Ja dann muss ich ja eigentlich nur den Filter austauschen und fragen ob die Röhren dafür geeignet sind weil normalerweise müsste es ja funktionieren wenn ich den Filter gegen so einen Mehrfachfilter austausche und ich könnte denn ja dann als Schwimmteich nutzen oder?

MFG
Sascha


----------



## fbr (16. Juli 2010)

*AW: Pool zum Koi-Teich umbauen?*

Hallo Sascha,
die Leitungen (Röhren) sollten nicht das Problem sein wenn der DM passt 
Gegen ein Nutzung als Schwimmteich spricht meiner Meinung nach nichts ich/wir schwimmen auch mit den Fischen 

Welche Farbe hat der Pool?
Eine blauer Schwimmteich sieht gewöhnungsbedürftig aus 
Könntest ja eine Teichfolie in den Pool legen.

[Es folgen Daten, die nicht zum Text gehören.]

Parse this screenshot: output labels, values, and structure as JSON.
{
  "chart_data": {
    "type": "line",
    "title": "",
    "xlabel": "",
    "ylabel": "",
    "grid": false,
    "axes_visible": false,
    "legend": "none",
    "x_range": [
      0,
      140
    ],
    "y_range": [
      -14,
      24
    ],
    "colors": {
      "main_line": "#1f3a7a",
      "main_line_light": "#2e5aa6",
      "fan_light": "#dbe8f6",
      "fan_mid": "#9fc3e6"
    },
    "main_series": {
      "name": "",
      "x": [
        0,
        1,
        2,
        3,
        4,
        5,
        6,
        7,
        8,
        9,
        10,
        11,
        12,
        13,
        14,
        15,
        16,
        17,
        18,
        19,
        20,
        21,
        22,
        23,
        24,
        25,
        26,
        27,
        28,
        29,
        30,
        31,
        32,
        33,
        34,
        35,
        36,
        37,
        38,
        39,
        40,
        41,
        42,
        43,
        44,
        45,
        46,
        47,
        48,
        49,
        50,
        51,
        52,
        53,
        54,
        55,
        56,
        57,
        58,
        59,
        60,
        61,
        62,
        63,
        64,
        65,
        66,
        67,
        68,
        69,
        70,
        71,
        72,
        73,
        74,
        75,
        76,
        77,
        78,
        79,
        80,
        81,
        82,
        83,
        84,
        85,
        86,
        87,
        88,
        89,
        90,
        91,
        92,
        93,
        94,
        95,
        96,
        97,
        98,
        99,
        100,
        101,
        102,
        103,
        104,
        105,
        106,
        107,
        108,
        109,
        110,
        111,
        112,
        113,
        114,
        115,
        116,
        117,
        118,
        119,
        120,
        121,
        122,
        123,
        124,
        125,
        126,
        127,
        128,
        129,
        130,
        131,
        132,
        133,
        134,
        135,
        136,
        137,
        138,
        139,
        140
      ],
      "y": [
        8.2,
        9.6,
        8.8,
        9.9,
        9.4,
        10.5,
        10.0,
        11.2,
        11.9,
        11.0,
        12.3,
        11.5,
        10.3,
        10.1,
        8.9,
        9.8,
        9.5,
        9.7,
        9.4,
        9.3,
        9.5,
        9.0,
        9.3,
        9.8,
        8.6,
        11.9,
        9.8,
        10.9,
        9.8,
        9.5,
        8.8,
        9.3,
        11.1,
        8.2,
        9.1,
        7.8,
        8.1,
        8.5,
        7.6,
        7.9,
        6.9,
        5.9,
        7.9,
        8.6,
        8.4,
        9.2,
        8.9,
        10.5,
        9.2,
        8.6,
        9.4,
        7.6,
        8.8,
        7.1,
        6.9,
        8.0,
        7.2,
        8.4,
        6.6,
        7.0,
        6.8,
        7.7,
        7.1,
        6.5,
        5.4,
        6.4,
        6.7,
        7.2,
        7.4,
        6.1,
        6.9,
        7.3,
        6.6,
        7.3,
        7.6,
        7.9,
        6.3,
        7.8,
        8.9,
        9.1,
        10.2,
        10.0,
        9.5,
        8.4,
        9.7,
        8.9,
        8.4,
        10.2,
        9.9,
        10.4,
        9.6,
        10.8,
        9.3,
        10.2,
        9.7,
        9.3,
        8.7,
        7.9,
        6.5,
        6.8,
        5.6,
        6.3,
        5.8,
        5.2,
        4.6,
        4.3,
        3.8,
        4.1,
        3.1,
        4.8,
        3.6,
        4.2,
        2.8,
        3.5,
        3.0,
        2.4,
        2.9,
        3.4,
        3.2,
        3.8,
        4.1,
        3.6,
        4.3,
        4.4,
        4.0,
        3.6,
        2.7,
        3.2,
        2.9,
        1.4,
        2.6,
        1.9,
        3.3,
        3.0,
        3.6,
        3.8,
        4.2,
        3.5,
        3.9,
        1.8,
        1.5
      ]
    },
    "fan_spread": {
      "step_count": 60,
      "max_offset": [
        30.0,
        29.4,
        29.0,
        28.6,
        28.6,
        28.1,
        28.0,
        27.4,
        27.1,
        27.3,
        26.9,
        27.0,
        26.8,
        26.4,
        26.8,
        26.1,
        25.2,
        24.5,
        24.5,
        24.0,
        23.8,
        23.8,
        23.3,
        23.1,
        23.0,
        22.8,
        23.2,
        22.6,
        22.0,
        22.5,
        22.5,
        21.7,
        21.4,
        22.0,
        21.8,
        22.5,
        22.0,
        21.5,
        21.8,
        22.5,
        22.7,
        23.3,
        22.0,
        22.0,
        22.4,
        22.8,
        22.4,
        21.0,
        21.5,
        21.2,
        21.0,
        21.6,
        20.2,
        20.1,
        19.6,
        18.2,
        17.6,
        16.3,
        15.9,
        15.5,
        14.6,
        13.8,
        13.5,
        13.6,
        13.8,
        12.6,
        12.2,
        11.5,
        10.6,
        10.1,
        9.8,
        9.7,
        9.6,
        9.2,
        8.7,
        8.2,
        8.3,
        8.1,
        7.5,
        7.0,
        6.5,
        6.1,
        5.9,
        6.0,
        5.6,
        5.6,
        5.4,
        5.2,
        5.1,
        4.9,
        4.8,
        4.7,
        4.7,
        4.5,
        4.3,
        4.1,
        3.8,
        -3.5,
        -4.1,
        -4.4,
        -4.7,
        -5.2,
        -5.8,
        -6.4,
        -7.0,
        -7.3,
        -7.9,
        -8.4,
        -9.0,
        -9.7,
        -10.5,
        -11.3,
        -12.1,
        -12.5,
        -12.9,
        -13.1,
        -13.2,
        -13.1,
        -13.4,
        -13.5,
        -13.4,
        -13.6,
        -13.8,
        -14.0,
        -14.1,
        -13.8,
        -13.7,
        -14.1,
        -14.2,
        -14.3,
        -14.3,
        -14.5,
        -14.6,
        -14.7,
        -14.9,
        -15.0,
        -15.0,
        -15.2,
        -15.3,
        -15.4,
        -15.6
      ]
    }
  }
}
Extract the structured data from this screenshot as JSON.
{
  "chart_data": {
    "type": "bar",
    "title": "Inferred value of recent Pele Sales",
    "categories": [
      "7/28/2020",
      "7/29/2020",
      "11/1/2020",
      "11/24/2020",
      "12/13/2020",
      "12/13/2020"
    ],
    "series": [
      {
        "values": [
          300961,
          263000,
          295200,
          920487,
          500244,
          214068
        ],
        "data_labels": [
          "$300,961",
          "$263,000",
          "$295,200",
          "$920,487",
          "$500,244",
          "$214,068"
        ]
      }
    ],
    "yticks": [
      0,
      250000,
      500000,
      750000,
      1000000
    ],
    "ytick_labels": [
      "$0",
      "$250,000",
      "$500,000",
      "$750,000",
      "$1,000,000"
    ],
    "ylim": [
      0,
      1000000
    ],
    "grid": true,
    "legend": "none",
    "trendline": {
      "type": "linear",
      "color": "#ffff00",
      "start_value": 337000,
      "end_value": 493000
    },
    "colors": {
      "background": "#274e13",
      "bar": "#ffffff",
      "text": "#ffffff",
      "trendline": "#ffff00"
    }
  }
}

Fotos würden die Hilfe sicher erleichtern.


----------



## Koi-Atrium (17. Juli 2010)

*AW: Pool zum Koi-Teich umbauen?*

Hallo @ Helmut,

da unser Leitungswasser aus einer Denitrifizierungsanlage der Gemeinde kommt, ist Nitrat kaum vorhanden. Durch regelmäßiges Frischwasser (das Teichwasser wird auch zum Blumengiesen verwendet), Zeolit (im Filter) und einem nicht zu großen Besatz sind Nitrat und auch die übrigen Werte Stabil.

Gruß
Thomas


----------



## Säscha (18. Juli 2010)

*AW: Pool zum Koi-Teich umbauen?*

Also der Pool ist wie immer eigentlich blau aber ich leg einfach ne andere Folie drüber dann müsste das kein Problem mehr sein mit der Farbe und ich werde dann mir einen Dreifachkammerfilter besorgen bzw kaufen wie viel kostet den so einen Kammerfilter für die Bedürfnisse  die ich brauch ?


----------



## Koi-Atrium (18. Juli 2010)

*AW: Pool zum Koi-Teich umbauen?*

Hallo Säscha,

einen Pondlife Mehrkammer Bio Teichfilter CBF-350C bekommst Du für ca: 235,00 EUR.
Empfehlenswert ist passend zu dem Filter einen UVC-Wasserklärer: Premium UVC-Gerät PL 36 Watt (CUV-236) Wasserklärer zu Installieren damit das Wasser Algenfrei und möglichst den Keimgehalt des Wassers in einem gesunden naturnahen Verhältnis aufrecht zu erhalten. 

Gruß
Thomas


----------



## Säscha (20. Juli 2010)

*AW: Pool zum Koi-Teich umbauen?*

Ok danke erst mal das ihr mir geholfen habt!!!!

MFG
Sascha


----------



## Koi-Atrium (20. Juli 2010)

*AW: Pool zum Koi-Teich umbauen?*

Kein Problem,

gerne wieder.


Gruß
Thomas


----------